A day after being knocked out of the NBA playoffs, Rui Hachimura reflected on the progress he has made, saying Thursday the role he was given in his first postseason demonstrates the trust he earned from his team.

In a video posted on the Washington Wizards’ official Japanese Twitter account, the 23-year-old said despite his team’s season being ended by the Philadelphia 76ers on Wednesday, he gained valuable experience in the process.

“The fact that I got that much court time in the playoffs means the team trusts me, and I feel like I delivered results,” Hachimura said.

“It was a great experience for me. It was a big step in my basketball career.”

After a slow start to the season for the Wizards — with the team falling to a 6-17 mark in mid-February — they were able to right the ship to finish the shortened slate with a 34-38 record that was enough to reach the play-in tournament.

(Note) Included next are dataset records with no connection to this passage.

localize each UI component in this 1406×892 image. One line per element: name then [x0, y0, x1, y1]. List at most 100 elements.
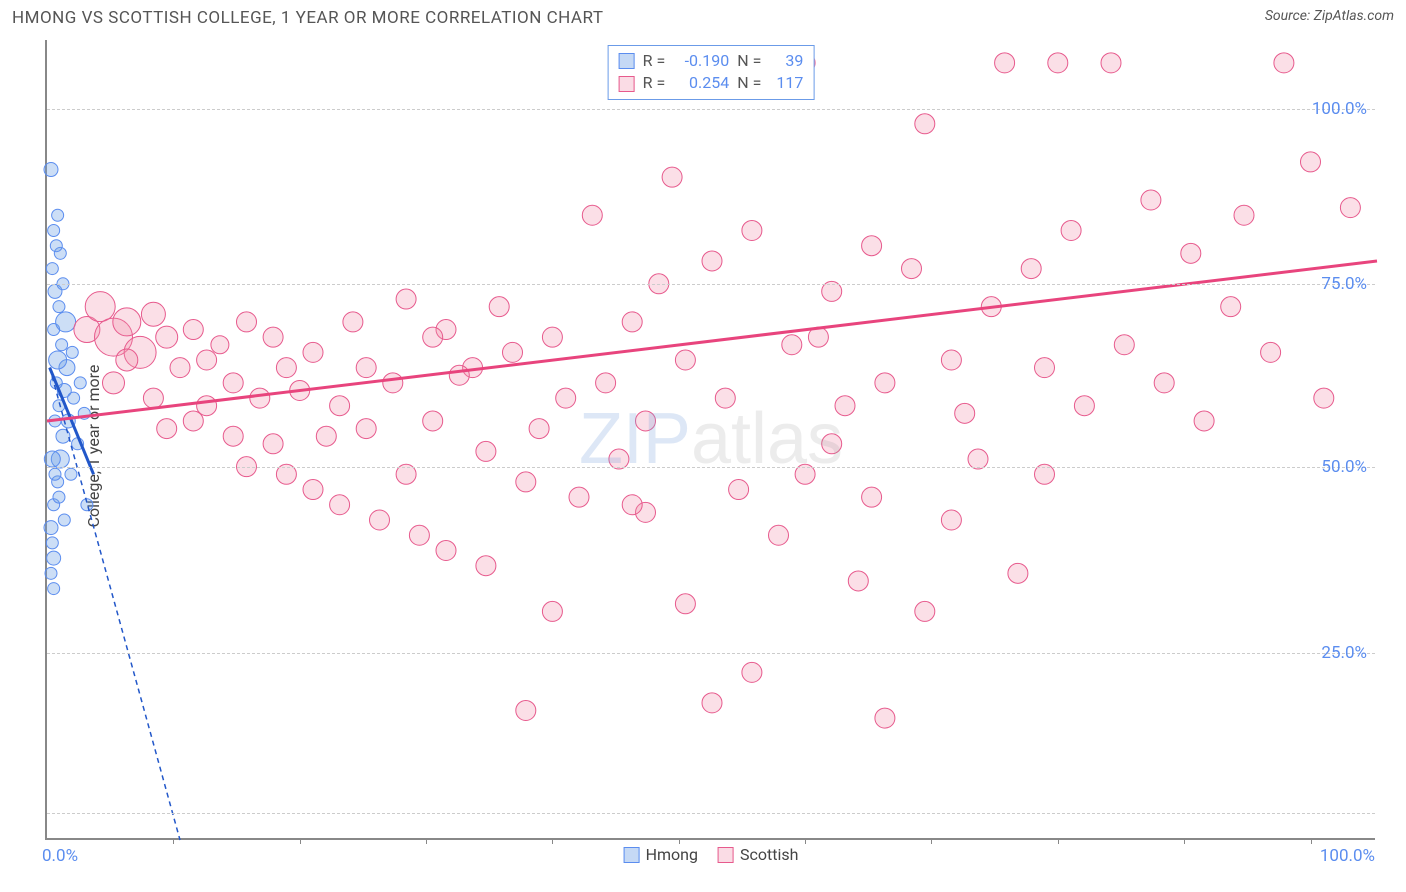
data-point-hmong — [44, 451, 60, 467]
data-point-scottish — [409, 525, 429, 545]
data-point-scottish — [476, 556, 496, 576]
data-point-scottish — [1181, 243, 1201, 263]
data-point-scottish — [955, 403, 975, 423]
data-point-hmong — [49, 468, 61, 480]
data-point-scottish — [303, 480, 323, 500]
n-value: 39 — [769, 50, 803, 72]
data-point-scottish — [582, 205, 602, 225]
data-point-scottish — [197, 396, 217, 416]
data-point-hmong — [48, 224, 60, 236]
data-point-scottish — [542, 601, 562, 621]
gridline — [47, 813, 1375, 814]
data-point-scottish — [263, 434, 283, 454]
data-point-hmong — [48, 583, 60, 595]
data-point-scottish — [1021, 259, 1041, 279]
data-point-scottish — [1301, 152, 1321, 172]
x-tick — [552, 838, 553, 844]
legend-label: Hmong — [646, 845, 698, 864]
data-point-hmong — [74, 377, 86, 389]
data-point-scottish — [1221, 297, 1241, 317]
x-tick — [426, 838, 427, 844]
data-point-scottish — [423, 411, 443, 431]
data-point-scottish — [303, 342, 323, 362]
legend-swatch — [718, 847, 734, 863]
data-point-hmong — [56, 312, 76, 332]
data-point-scottish — [875, 373, 895, 393]
data-point-scottish — [85, 292, 115, 322]
data-point-scottish — [941, 510, 961, 530]
data-point-scottish — [1274, 53, 1294, 73]
data-point-hmong — [58, 514, 70, 526]
data-point-scottish — [356, 419, 376, 439]
data-point-scottish — [170, 358, 190, 378]
data-point-scottish — [822, 434, 842, 454]
r-value: 0.254 — [673, 72, 729, 94]
data-point-scottish — [330, 396, 350, 416]
r-label: R = — [643, 50, 666, 72]
data-point-hmong — [46, 537, 58, 549]
data-point-scottish — [103, 372, 125, 394]
data-point-scottish — [156, 326, 178, 348]
x-axis-min-label: 0.0% — [42, 846, 78, 866]
data-point-hmong — [49, 351, 67, 369]
data-point-scottish — [1314, 388, 1334, 408]
data-point-scottish — [113, 308, 141, 336]
data-point-scottish — [263, 327, 283, 347]
data-point-scottish — [622, 495, 642, 515]
data-point-scottish — [835, 396, 855, 416]
data-point-scottish — [423, 327, 443, 347]
trend-line-scottish — [47, 261, 1377, 421]
gridline — [47, 284, 1375, 285]
data-point-scottish — [662, 167, 682, 187]
data-point-scottish — [702, 693, 722, 713]
data-point-scottish — [915, 114, 935, 134]
data-point-scottish — [941, 350, 961, 370]
data-point-scottish — [436, 540, 456, 560]
gridline — [47, 467, 1375, 468]
x-tick — [1311, 838, 1312, 844]
data-point-scottish — [782, 335, 802, 355]
n-value: 117 — [769, 72, 803, 94]
correlation-legend: R = -0.190 N = 39 R = 0.254 N = 117 — [608, 45, 815, 100]
data-point-scottish — [316, 426, 336, 446]
data-point-scottish — [516, 472, 536, 492]
data-point-scottish — [503, 342, 523, 362]
data-point-scottish — [915, 601, 935, 621]
legend-label: Scottish — [740, 845, 798, 864]
data-point-scottish — [1141, 190, 1161, 210]
data-point-scottish — [1154, 373, 1174, 393]
y-tick-label: 100.0% — [1312, 99, 1367, 119]
data-point-scottish — [183, 320, 203, 340]
data-point-hmong — [52, 209, 64, 221]
legend-swatch — [619, 76, 635, 92]
legend-swatch — [619, 53, 635, 69]
x-tick — [805, 838, 806, 844]
data-point-scottish — [516, 700, 536, 720]
data-point-scottish — [143, 388, 163, 408]
legend-item: Scottish — [718, 845, 798, 864]
x-tick — [173, 838, 174, 844]
data-point-scottish — [276, 358, 296, 378]
x-tick — [931, 838, 932, 844]
x-tick — [679, 838, 680, 844]
data-point-scottish — [1074, 396, 1094, 416]
legend-item: Hmong — [624, 845, 698, 864]
data-point-scottish — [476, 441, 496, 461]
data-point-hmong — [44, 163, 58, 177]
data-point-hmong — [46, 263, 58, 275]
trend-extension-hmong — [50, 368, 180, 840]
data-point-scottish — [250, 388, 270, 408]
data-point-scottish — [197, 350, 217, 370]
chart-title: HMONG VS SCOTTISH COLLEGE, 1 YEAR OR MOR… — [12, 8, 603, 28]
x-tick — [300, 838, 301, 844]
series-legend: Hmong Scottish — [624, 845, 799, 864]
data-point-hmong — [68, 392, 80, 404]
data-point-scottish — [636, 411, 656, 431]
data-point-scottish — [1008, 563, 1028, 583]
data-point-scottish — [742, 662, 762, 682]
data-point-scottish — [356, 358, 376, 378]
data-point-scottish — [157, 419, 177, 439]
data-point-scottish — [769, 525, 789, 545]
data-point-scottish — [1035, 358, 1055, 378]
data-point-scottish — [529, 419, 549, 439]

After qualifying for the No. 8 seed through the play-in tournament, however, the Wizards’ lost their first-round series against the 76ers 4-1.

“It’s disappointing that we lost (to Philadelphia) but when you look at the entire season, we started on a cliff’s edge and then pushed into the playoffs, so that shows we have something here worth fighting for. That was one good thing.”

Hachimura averaged 34.6 minutes of playing time over five games, including a playoff-high 42 minutes in Wednesday’s game in Philadelphia. He averaged 14.8 points, 7.2 rebounds and 1.8 three-pointers on 61.7% field-goal shooting in the postseason.

The second-year forward averaged 13.8 points and 5.5 rebounds through 57 regular-season games, comparable to the 13.5 points and 6.1 boards he racked up in 48 games as a rookie.

Hachimura had his share of issues during the season, however. He missed the first three weeks with an eye infection and had to sit out for a period due to coronavirus protocols.

Now, he can see how the experiences prepared him for the challenge of the playoffs.

“The key (during the playoffs) was how well we worked together as a team. We had to review in-depth scouting reports and know our opponents inside and out, and I’m sure they did the same, so I knew it would come down to who plays harder.”

Hachimura said matching up against players like 76ers stars Ben Simmons and Tobias Harris was also a great experience, but he knows his team was hamstrung by their porous defense in the playoffs, allowing ample room for improvement next season.

When told Wizards head coach Scott Brooks praised him for raising his already high level of play in the postseason, Hachimura was clearly pleased.

“He said that? That makes me happy. I guess it shows in the court time I get.”

Now the grind of the season is behind him, Hachimura says he is ready to rest and recuperate.

“The season just ended but for now I want to relax and take care of myself. I can finally sleep in without having to set my alarm clock. That’s what I’m looking forward to most.”